For evaluation of the morphological changes of the synovium their ankle joints were fixed in 10% neutral formalin solution and subjected to decalcification. Histological sections (5-7mkm) were stained with hematoxylin and eosin, Van Gison pikrofuksine main brown for Shubich, a combination of basic brown and strong green dye, PAS - reaction with alcian blue.
Microscopy and photography of histological preparations was performed using a light microscope BX OLIMPUS 41 at a magnification of 40, 100, 200 and 400 times. Morphometry and statistical analysis was performed using the program "Quick PHOTO MICRO 2.3."
Results. On day 28 of the experiment in untreated animals in the intermediate and deep areas of the synovial membrane of affected joints revealed the broad field of granulation tissue of varying degrees of maturity. They consist mainly of capillaries, fibroblasts, lymphocytes and histiocytes. In the central regions of these infiltrations were degenerative changes of the basic substance, surrounded by connective tissue fibers.

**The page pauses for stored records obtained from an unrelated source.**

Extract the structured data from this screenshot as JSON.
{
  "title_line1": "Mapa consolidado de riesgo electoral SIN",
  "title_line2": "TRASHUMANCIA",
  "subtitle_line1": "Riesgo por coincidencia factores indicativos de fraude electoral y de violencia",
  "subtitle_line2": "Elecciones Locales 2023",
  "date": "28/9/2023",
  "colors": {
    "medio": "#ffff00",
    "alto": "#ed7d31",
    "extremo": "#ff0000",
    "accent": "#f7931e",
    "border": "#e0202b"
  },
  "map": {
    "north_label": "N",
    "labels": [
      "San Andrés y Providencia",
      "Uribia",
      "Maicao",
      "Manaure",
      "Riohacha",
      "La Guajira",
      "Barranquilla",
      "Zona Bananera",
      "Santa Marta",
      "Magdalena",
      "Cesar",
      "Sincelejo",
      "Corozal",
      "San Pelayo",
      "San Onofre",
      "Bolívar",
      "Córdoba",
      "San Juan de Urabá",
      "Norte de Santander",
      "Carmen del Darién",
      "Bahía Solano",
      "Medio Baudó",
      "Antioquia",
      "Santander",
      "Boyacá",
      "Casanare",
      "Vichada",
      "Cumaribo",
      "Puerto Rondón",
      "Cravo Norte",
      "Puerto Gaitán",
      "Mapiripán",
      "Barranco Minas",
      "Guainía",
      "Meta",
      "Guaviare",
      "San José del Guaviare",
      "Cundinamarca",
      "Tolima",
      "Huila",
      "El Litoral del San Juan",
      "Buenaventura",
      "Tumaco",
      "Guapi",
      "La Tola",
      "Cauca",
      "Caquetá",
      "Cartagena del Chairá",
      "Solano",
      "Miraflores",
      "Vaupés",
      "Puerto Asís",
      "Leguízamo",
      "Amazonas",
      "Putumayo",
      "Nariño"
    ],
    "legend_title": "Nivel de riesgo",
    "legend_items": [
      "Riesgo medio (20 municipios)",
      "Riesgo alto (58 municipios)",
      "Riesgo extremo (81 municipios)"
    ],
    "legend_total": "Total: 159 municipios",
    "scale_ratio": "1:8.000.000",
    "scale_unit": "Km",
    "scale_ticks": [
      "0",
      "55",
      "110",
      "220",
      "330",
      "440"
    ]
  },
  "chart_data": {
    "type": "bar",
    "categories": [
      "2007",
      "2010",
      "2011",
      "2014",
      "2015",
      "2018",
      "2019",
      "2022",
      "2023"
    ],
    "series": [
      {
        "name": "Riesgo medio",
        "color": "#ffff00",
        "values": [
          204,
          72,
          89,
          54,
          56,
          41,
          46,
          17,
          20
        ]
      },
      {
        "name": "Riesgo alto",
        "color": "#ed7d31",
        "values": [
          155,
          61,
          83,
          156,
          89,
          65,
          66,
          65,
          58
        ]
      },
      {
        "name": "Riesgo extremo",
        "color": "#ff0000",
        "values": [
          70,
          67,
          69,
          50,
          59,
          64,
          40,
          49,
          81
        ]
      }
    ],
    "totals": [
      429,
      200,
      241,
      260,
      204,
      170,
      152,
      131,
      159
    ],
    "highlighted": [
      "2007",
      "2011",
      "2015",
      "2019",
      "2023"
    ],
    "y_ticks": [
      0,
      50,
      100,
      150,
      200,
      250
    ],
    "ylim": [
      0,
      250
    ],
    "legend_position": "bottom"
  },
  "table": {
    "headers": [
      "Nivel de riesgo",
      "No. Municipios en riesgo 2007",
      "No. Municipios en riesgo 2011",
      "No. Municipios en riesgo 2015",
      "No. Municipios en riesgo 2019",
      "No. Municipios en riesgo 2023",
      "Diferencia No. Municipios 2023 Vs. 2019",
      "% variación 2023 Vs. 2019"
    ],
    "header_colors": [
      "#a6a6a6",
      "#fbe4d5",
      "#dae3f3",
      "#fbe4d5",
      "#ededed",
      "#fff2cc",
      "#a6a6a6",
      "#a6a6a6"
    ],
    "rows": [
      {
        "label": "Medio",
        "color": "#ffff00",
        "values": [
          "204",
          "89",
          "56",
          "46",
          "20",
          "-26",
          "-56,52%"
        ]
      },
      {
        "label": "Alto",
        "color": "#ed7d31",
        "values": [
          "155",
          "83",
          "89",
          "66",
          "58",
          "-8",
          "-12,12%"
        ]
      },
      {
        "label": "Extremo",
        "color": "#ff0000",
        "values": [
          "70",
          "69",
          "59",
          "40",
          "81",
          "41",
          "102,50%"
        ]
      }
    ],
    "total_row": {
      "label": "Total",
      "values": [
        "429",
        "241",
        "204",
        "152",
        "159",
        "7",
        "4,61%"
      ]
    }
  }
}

The treatment DSK-38, as well as diclofenac, the most pronounced changes were observed in the superficial parts of the articular cartilage (surface and intermediate zones), which grows in the granulation tissue pannus and damage while articular cartilage. Unlike the untreated animals full invasion into the cartilage synovium were observed.
Applications DSK-38 caused a decrease or absence of inflammation in the joint, and in periarticular tissues. This cartilage was Gorny, with clearly defined areas and constant presence of chondrocytes. Thus bone destruction caused by inflammation, accompanied by reduction in bone tissue and restoration of function focal synovial and cartilage tissue, as evidenced by the appearance of acidic glycosaminoglycans in dissociated chondrocytes.
Regeneration of bone tissue was realized by proliferation of connective tissue and its transformation into the cartilage. Only in some places synovium remained moderate signs of swelling and slight focal lymphocytic infiltration. On the background of DSK-38 there has been a significant decrease in the number of fibroblasts compared with untreated rats and treatment with Diclofenac.
A compound DSK-38 reduces inflammation of the synovial membrane ankle and performance is not inferior to comparator diclofenac sodium, as evidenced by the presence of the compound antiproliferative properties.
Along with antiproliferative properties unlike diclofenac sodium in a new compound DSK-38 also observed antysklerohennyy effect, as evidenced by the low level of fibroblastic reaction (1350 ± 152,93, p <0,05).